Swiss drugmaker Novartis AG raised its full-year forecast for drug sales today, betting on income from cancer and heart medicines after second-quarter net profit met expectations.
Novartis, which faces loss of exclusivity on its top-selling blood pressure drug Diovan in 2012, now sees sales in local currencies at its drugs unit growing at a high single-digit rate.
It had previous forecast growth in the mid-to-high single digits.
The strong results follow forecast-beating numbers from diversified health care group Johnson & Johnson, but contrast with disappointing sales and outlook from US drugmaker Abbott Laboratories.
The pharma unit is Novartis' largest business, where sales rose 3% to $7.1 billion, some two thirds of the group total. Novartis confirmed previous group guidance for sales growth in 2009 at a mid single-digit rate.
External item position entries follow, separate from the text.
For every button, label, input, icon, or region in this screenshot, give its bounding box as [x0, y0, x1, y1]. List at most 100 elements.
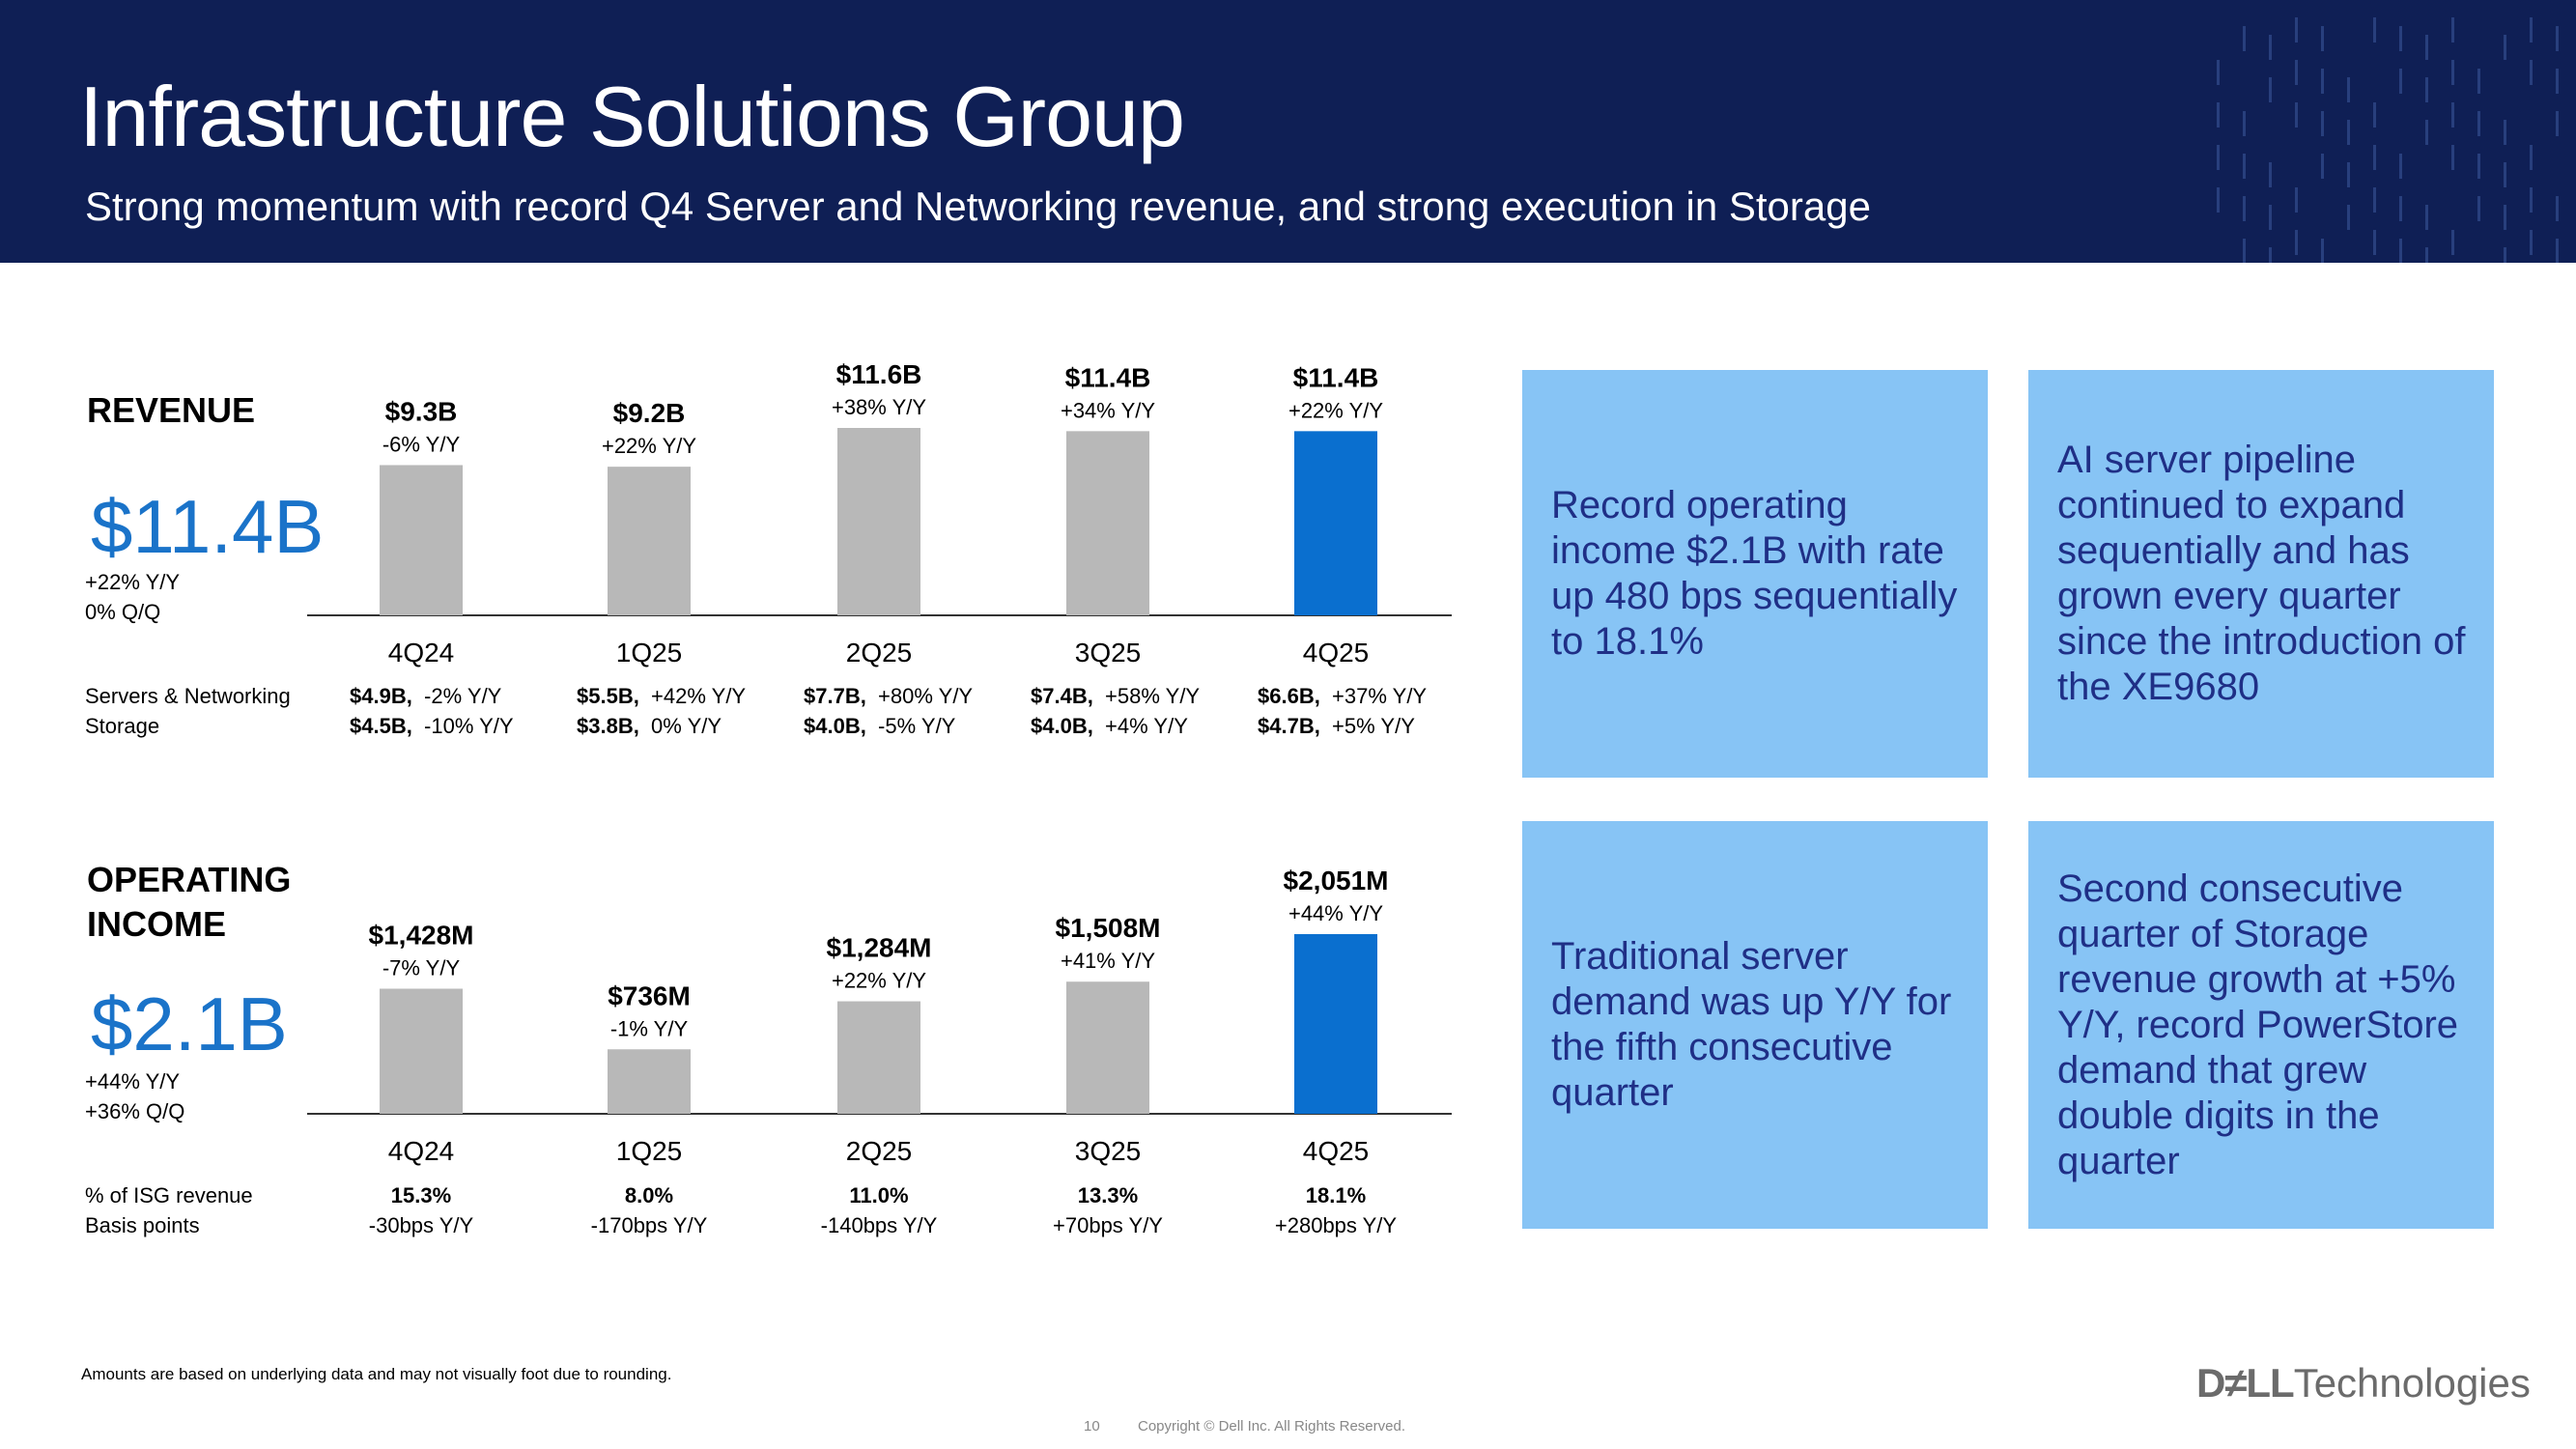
stripe-mark	[2425, 77, 2428, 102]
stripe-mark	[2556, 111, 2559, 136]
decorative-stripes	[2217, 17, 2559, 263]
yoy-label: +41% Y/Y	[1061, 949, 1155, 973]
category-label: 4Q25	[1303, 1136, 1370, 1166]
breakdown-cell: $3.8B, 0% Y/Y	[577, 714, 722, 738]
breakdown-cell: $4.0B, -5% Y/Y	[804, 714, 956, 738]
value-label: $1,428M	[369, 920, 474, 950]
stripe-mark	[2269, 247, 2272, 263]
stripe-mark	[2295, 17, 2298, 43]
stripe-mark	[2373, 102, 2376, 128]
stripe-mark	[2243, 111, 2246, 136]
yoy-label: +22% Y/Y	[832, 969, 926, 993]
row-label-servers-networking: Servers & Networking	[85, 684, 291, 708]
yoy-label: +22% Y/Y	[602, 434, 696, 458]
stripe-mark	[2504, 247, 2506, 263]
stripe-mark	[2530, 17, 2533, 43]
stripe-mark	[2373, 187, 2376, 213]
yoy-label: +22% Y/Y	[1288, 398, 1383, 422]
operating-income-change: +44% Y/Y +36% Q/Q	[85, 1069, 185, 1123]
dell-technologies-logo: D≠LLTechnologies	[2196, 1360, 2531, 1406]
row-label-pct-isg: % of ISG revenue	[85, 1183, 253, 1208]
stripe-mark	[2451, 145, 2454, 170]
page-title: Infrastructure Solutions Group	[79, 69, 1185, 164]
category-label: 2Q25	[846, 1136, 913, 1166]
yoy-label: -1% Y/Y	[610, 1016, 689, 1040]
stripe-mark	[2425, 35, 2428, 60]
value-label: $11.6B	[836, 359, 922, 389]
stripe-mark	[2295, 102, 2298, 128]
stripe-mark	[2295, 60, 2298, 85]
stripe-mark	[2530, 60, 2533, 85]
value-label: $9.2B	[613, 398, 686, 428]
bar-1Q25	[608, 467, 691, 615]
stripe-mark	[2530, 230, 2533, 255]
stripe-mark	[2425, 247, 2428, 263]
highlight-box-text: Record operating income $2.1B with rate …	[1551, 484, 1958, 663]
stripe-mark	[2321, 26, 2324, 51]
stripe-mark	[2295, 187, 2298, 213]
value-label: $9.3B	[385, 396, 458, 426]
yoy-label: +34% Y/Y	[1061, 398, 1155, 422]
stripe-mark	[2347, 162, 2350, 187]
stripe-mark	[2321, 111, 2324, 136]
category-label: 4Q25	[1303, 638, 1370, 668]
basis-points-cell: +70bps Y/Y	[1053, 1213, 1163, 1237]
page-number: 10	[1084, 1418, 1100, 1435]
yoy-label: -7% Y/Y	[382, 955, 461, 980]
footnote: Amounts are based on underlying data and…	[81, 1365, 672, 1383]
stripe-mark	[2243, 154, 2246, 179]
revenue-label: REVENUE	[87, 390, 256, 430]
yoy-label: +38% Y/Y	[832, 395, 926, 419]
bar-4Q25	[1294, 431, 1377, 615]
stripe-mark	[2347, 77, 2350, 102]
stripe-mark	[2451, 230, 2454, 255]
bar-2Q25	[837, 428, 920, 615]
stripe-mark	[2243, 196, 2246, 221]
pct-isg-cell: 15.3%	[390, 1183, 452, 1208]
value-label: $1,508M	[1056, 913, 1161, 943]
breakdown-cell: $4.7B, +5% Y/Y	[1258, 714, 1415, 738]
highlight-box-traditional-server: Traditional server demand was up Y/Y for…	[1522, 821, 1988, 1229]
stripe-mark	[2504, 120, 2506, 145]
revenue-big-value: $11.4B	[91, 484, 325, 569]
highlight-box-text: Second consecutive quarter of Storage re…	[2057, 867, 2459, 1182]
row-label-basis-points: Basis points	[85, 1213, 200, 1237]
value-label: $2,051M	[1284, 866, 1389, 895]
highlight-box-text: Traditional server demand was up Y/Y for…	[1551, 935, 1952, 1114]
bar-1Q25	[608, 1049, 691, 1114]
yoy-label: -6% Y/Y	[382, 432, 461, 456]
value-label: $1,284M	[827, 933, 932, 963]
stripe-mark	[2373, 145, 2376, 170]
breakdown-cell: $7.7B, +80% Y/Y	[804, 684, 974, 708]
stripe-mark	[2217, 145, 2220, 170]
bar-4Q24	[380, 988, 463, 1114]
stripe-mark	[2217, 187, 2220, 213]
highlight-box-text: AI server pipeline continued to expand s…	[2057, 439, 2466, 708]
stripe-mark	[2243, 239, 2246, 263]
stripe-mark	[2556, 69, 2559, 94]
stripe-mark	[2399, 69, 2402, 94]
bar-2Q25	[837, 1001, 920, 1114]
stripe-mark	[2556, 239, 2559, 263]
category-label: 1Q25	[616, 638, 683, 668]
stripe-mark	[2373, 230, 2376, 255]
stripe-mark	[2269, 162, 2272, 187]
stripe-mark	[2425, 205, 2428, 230]
stripe-mark	[2504, 35, 2506, 60]
stripe-mark	[2269, 205, 2272, 230]
stripe-mark	[2504, 205, 2506, 230]
highlight-box-storage: Second consecutive quarter of Storage re…	[2028, 821, 2494, 1229]
category-label: 3Q25	[1075, 638, 1142, 668]
value-label: $11.4B	[1293, 362, 1379, 392]
page-subtitle: Strong momentum with record Q4 Server an…	[85, 184, 1871, 229]
breakdown-cell: $4.5B, -10% Y/Y	[350, 714, 514, 738]
stripe-mark	[2451, 60, 2454, 85]
stripe-mark	[2425, 120, 2428, 145]
stripe-mark	[2399, 154, 2402, 179]
stripe-mark	[2556, 26, 2559, 51]
header-banner: Infrastructure Solutions Group Strong mo…	[0, 0, 2576, 263]
copyright: Copyright © Dell Inc. All Rights Reserve…	[1138, 1418, 1405, 1435]
stripe-mark	[2347, 205, 2350, 230]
The pharmaceuticals sector initially coped better than many others with recession but has recently begun to under-perform, hit by prospects of more competition, problems getting new drugs to market and cheaper medicines from generics manufacturers.
The prospect of US health reform - and hence cheaper medicines - has also pressured the sector and Novartis said it expected the impact on its business to be 'moderate but manageable'.
Novartis' second-quarter net profit fell 10% to $2 billion due to the stronger dollar and higher financing costs and the group repeated an earlier warning that currency-related losses could hit full-year profit.